Прямо мне на грудь прыгает кузнечик. Он торопливо потирает ножками слюдппкп–крылья, шевелит усиками. Я задерживаю дыхание, чтобы не испугать кузнеца, но он, словно спохватившись, расправляет крылья и пружинисто взлетает.
— Если бы я смог, я бы стал художником, чтобы когда–нибудь нарисовать такой день, — говорю я, не отрывая глаз от слепящей голубизны. — Представляешь? Тебе плохо, тоскливо, а ты взглянул на такую картину, и все изменилось.

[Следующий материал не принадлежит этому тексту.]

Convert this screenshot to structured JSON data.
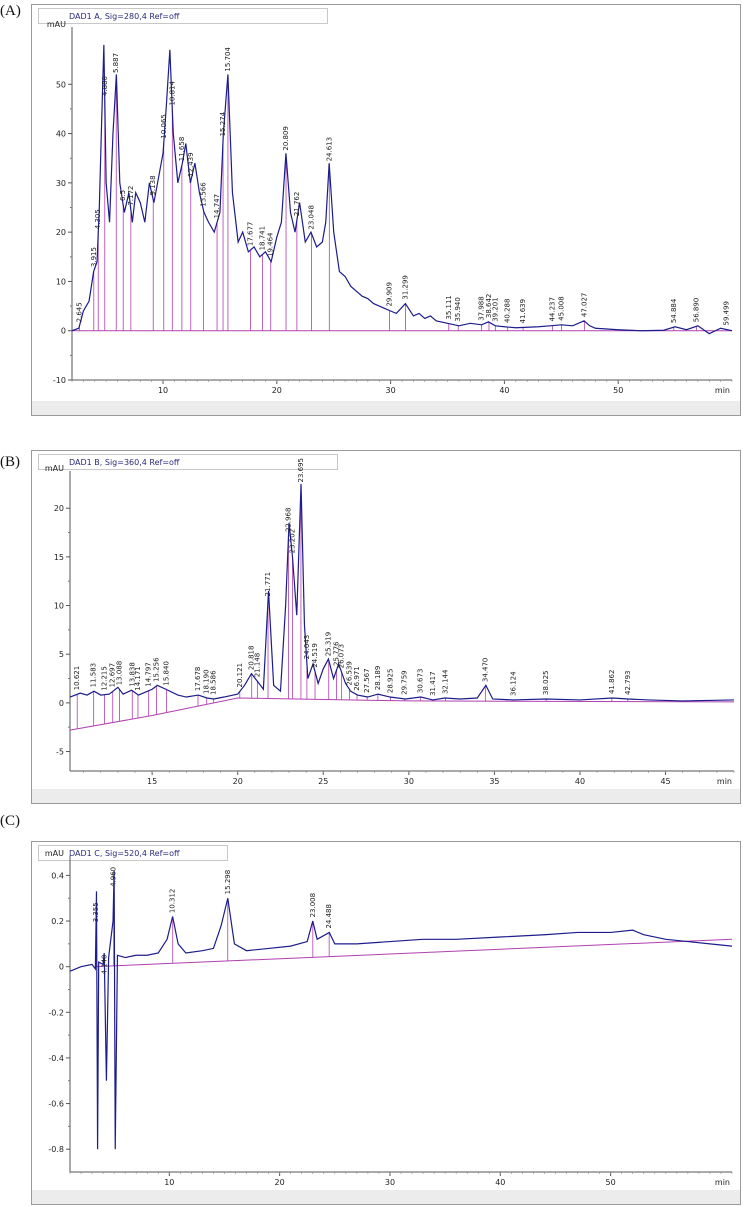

— Веселят только карикатуры,'—безобидно смеется Алик. — Вот я в газете недавно видел — живот надорвешь. А в «Крокодиле» знаешь какие бывают? Отец говорил, что сейчас живопись свой век отжила. Нынче век кино.
— Но в кино тоже художники работают…
— Мальчишки, — обрушивается на нас голос Тамарки, — Мишка такую заводь нашел, там такие кувшинки растут, ну красотнща!
— Ну и пусть растут, — отмахивается Алик.
— Но знаешь, как там красиво! — не унимается Тамара.
— Пусть нарвет да принесет, посмотрим.
— Ну вас! — досадливо машет рукой Тамарка и убегает.
— Здесь тоже было красиво! — кричит ей вслед Алик.
«Почему было? — удивляюсь я словам Алика. — Ведь солнце осталось, небо осталось, тишина осталась». Я поднимаюсь и оглядываюсь по сторонам. Вся трава на поляне примята, словно здесь лежало стадо бизонов.